Addicts who have lost the power of choice and are in the pit of chronic relapse are doomed. Unless someone intervenes and drops a rope to get them out, they’re stuck. But sadly, that’s not possible — this dark hole isn’t in our three-dimensional world.
It resides in the addict’s mind, and for a long time, addicts aren’t aware they’re even in a hole. In fact, addicts are convinced it’s them choosing to relapse until one day, they are struck with the stark realisation that this hellish relapse experience is happening to them, not by them.
These addicts are suffering from the full scope and range of this fatal progressive illness that leaves them without a mental defence not to relapse. These addicts need a total transformation of mind, body, and spirit.
They need divine intervention.
Waking up To Reality
“We are asleep. Our Life is a dream. But we wake up sometimes, just enough to know that we are dreaming.” ~ Ludwig Wittgenstein
You don’t have to lose everything to accept you’re trapped. Once you see your powerlessness in-depth, the reality of the addict’s situation, you can get well and still have ‘two cars in the garage’.
“We admitted we were powerless over alcohol — that our lives had become unmanageable.” ~ Step One from the Twelve Steps of Alcoholics Anonymous.
If Step One has been accepted 100% in powerlessness and unmanageability, a rock-solid foundation of absolute powerlessness can be built.

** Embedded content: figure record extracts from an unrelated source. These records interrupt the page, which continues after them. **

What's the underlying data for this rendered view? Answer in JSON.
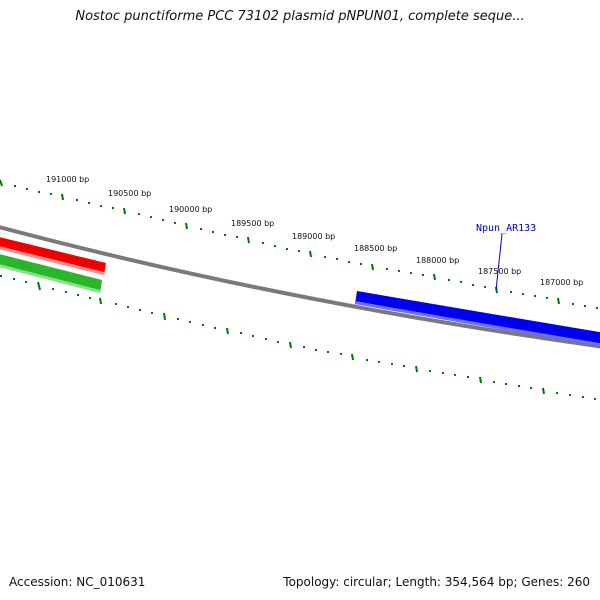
{
  "title": "Nostoc punctiforme PCC 73102 plasmid pNPUN01, complete seque...",
  "footer": {
    "accession": "Accession: NC_010631",
    "summary": "Topology: circular; Length: 354,564 bp; Genes: 260"
  },
  "scale_labels": [
    "191000 bp",
    "190500 bp",
    "190000 bp",
    "189500 bp",
    "189000 bp",
    "188500 bp",
    "188000 bp",
    "187500 bp",
    "187000 bp"
  ],
  "gene_labels": [
    "Npun_AR133"
  ],
  "colors": {
    "backbone": "#7a7a7a",
    "gene_red": "#ee0000",
    "gene_green": "#33bb33",
    "gene_blue": "#0000ee",
    "ticks": "#007700",
    "gene_label": "#0000cc"
  }
}
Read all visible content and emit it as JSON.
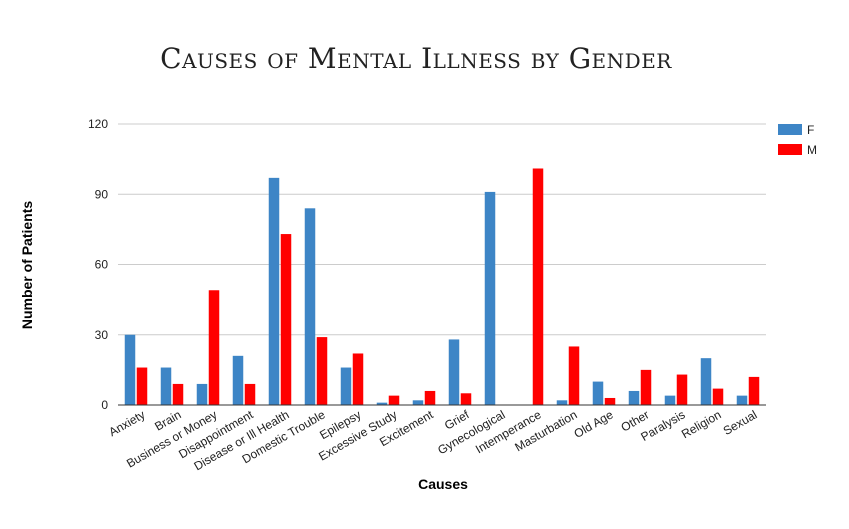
{
  "chart_data": {
    "type": "bar",
    "title": "Causes of Mental Illness by Gender",
    "xlabel": "Causes",
    "ylabel": "Number of Patients",
    "ylim": [
      0,
      120
    ],
    "yticks": [
      0,
      30,
      60,
      90,
      120
    ],
    "grid": true,
    "legend_position": "right-top",
    "categories": [
      "Anxiety",
      "Brain",
      "Business or Money",
      "Disappointment",
      "Disease or Ill Health",
      "Domestic Trouble",
      "Epilepsy",
      "Excessive Study",
      "Excitement",
      "Grief",
      "Gynecological",
      "Intemperance",
      "Masturbation",
      "Old Age",
      "Other",
      "Paralysis",
      "Religion",
      "Sexual"
    ],
    "series": [
      {
        "name": "F",
        "color": "#3d85c6",
        "values": [
          30,
          16,
          9,
          21,
          97,
          84,
          16,
          1,
          2,
          28,
          91,
          0,
          2,
          10,
          6,
          4,
          20,
          4
        ]
      },
      {
        "name": "M",
        "color": "#ff0000",
        "values": [
          16,
          9,
          49,
          9,
          73,
          29,
          22,
          4,
          6,
          5,
          0,
          101,
          25,
          3,
          15,
          13,
          7,
          12
        ]
      }
    ]
  }
}
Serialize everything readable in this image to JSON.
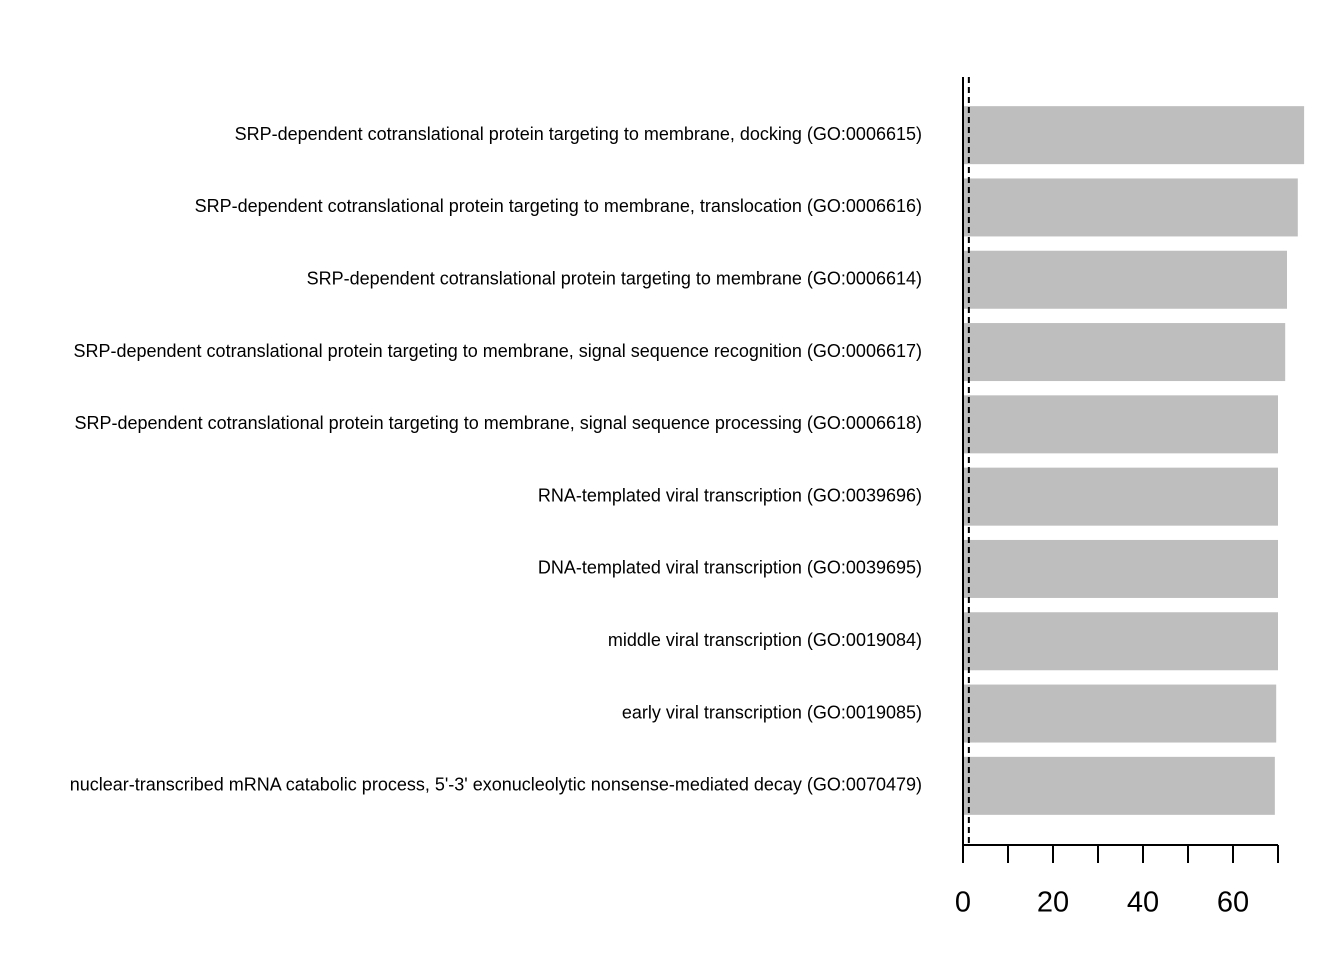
{
  "chart_data": {
    "type": "barh",
    "categories": [
      "SRP-dependent cotranslational protein targeting to membrane, docking (GO:0006615)",
      "SRP-dependent cotranslational protein targeting to membrane, translocation (GO:0006616)",
      "SRP-dependent cotranslational protein targeting to membrane (GO:0006614)",
      "SRP-dependent cotranslational protein targeting to membrane, signal sequence recognition (GO:0006617)",
      "SRP-dependent cotranslational protein targeting to membrane, signal sequence processing (GO:0006618)",
      "RNA-templated viral transcription (GO:0039696)",
      "DNA-templated viral transcription (GO:0039695)",
      "middle viral transcription (GO:0019084)",
      "early viral transcription (GO:0019085)",
      "nuclear-transcribed mRNA catabolic process, 5'-3' exonucleolytic nonsense-mediated decay (GO:0070479)"
    ],
    "values": [
      75.8,
      74.4,
      72.0,
      71.6,
      70.0,
      70.0,
      70.0,
      70.0,
      69.6,
      69.3
    ],
    "color": "#bebebe",
    "xlim": [
      0,
      70
    ],
    "xticks": [
      0,
      20,
      40,
      60
    ],
    "minor_xticks": [
      10,
      30,
      50,
      70
    ],
    "threshold": 1.3
  }
}
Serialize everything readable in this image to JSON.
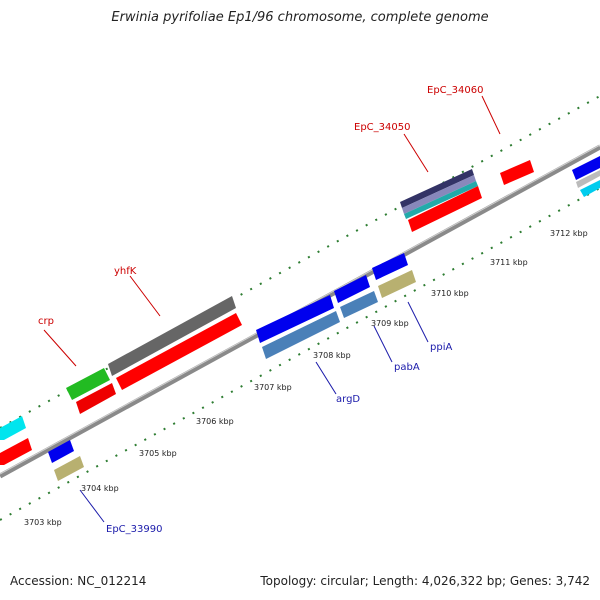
{
  "title": "Erwinia pyrifoliae Ep1/96 chromosome, complete genome",
  "footer": {
    "accession": "Accession: NC_012214",
    "summary": "Topology: circular; Length: 4,026,322 bp; Genes: 3,742"
  },
  "colors": {
    "backbone": "#8a8a8a",
    "tick": "#2e7d32",
    "label_red": "#cc0000",
    "label_blue": "#1a1aaa"
  },
  "scale_labels": [
    "3703 kbp",
    "3704 kbp",
    "3705 kbp",
    "3706 kbp",
    "3707 kbp",
    "3708 kbp",
    "3709 kbp",
    "3710 kbp",
    "3711 kbp",
    "3712 kbp"
  ],
  "gene_labels": {
    "upper": [
      "crp",
      "yhfK",
      "EpC_34050",
      "EpC_34060"
    ],
    "lower": [
      "EpC_33990",
      "argD",
      "pabA",
      "ppiA"
    ]
  },
  "feature_colors": [
    "red",
    "green",
    "dark-gray",
    "blue",
    "steel-blue",
    "khaki",
    "cyan",
    "navy",
    "light-gray"
  ]
}
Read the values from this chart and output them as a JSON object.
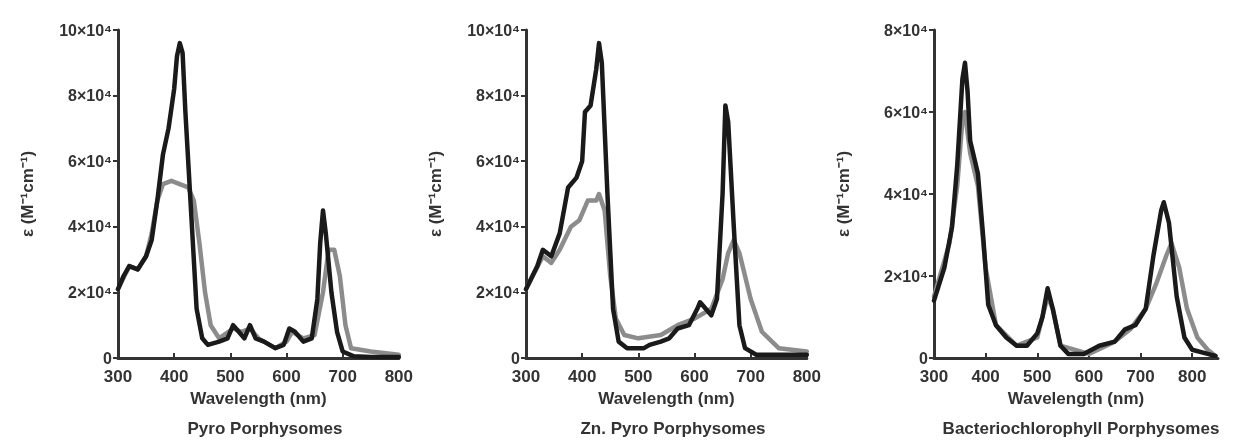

When this happens, how you see your life will change as you accept that the terms of your life have changed.
For you to live and thrive, it won’t be solely about you anymore. It’s going to be about others.
The practical solution the Big Book found for getting out of our wants and trying to run the show is to focus on helping others.
It’s not thinking less about ourselves. It’s our capacity to think more about others.
The rest of the steps are there to unblock you to a spiritual experience.
Final Thought
“A recovered alcoholic is someone who doesn’t know why he has stopped relapsing.” ~ Tim Toucan
No one truly knows what’s happening in the mind of an addict.
No one knows whether it is some undiagnosed brain condition that science has yet to pick up on or some fourth-dimensional entity infiltrating our minds. As the Big Book says, ‘We cannot answer the riddle’.
But what appears to be happening on the objective facts alone is, at certain times, there is a lack of memory around the consequences of relapse, a temporary absence of common sense replaced with a delusional fantasy type of thinking.
This is the relapse experience.
When we return to our senses, we are shocked at what we did and believe we will handle ourselves differently by being on guard next time.
This is the relapse cycle.
The relapse experience and cycle are the components of the trap that are repeated endlessly down addiction’s slippery slope until the addict’s last breath.
When we accept what’s going on, get our affairs in order, do the best with what we have, and help someone else, something happens and relapsing stops.
We are no longer in that dark hole of despair and have somehow been transported elsewhere.
How did that escape from the pit happen? Who knows.
But the facts are there to behold: we are in a place of sustained recovery.
If we continue this new way of living, living a principled life filled with integrity, purpose, meaning, contribution and service, we seem to remain recovered.
And who wouldn’t want to live a life like that?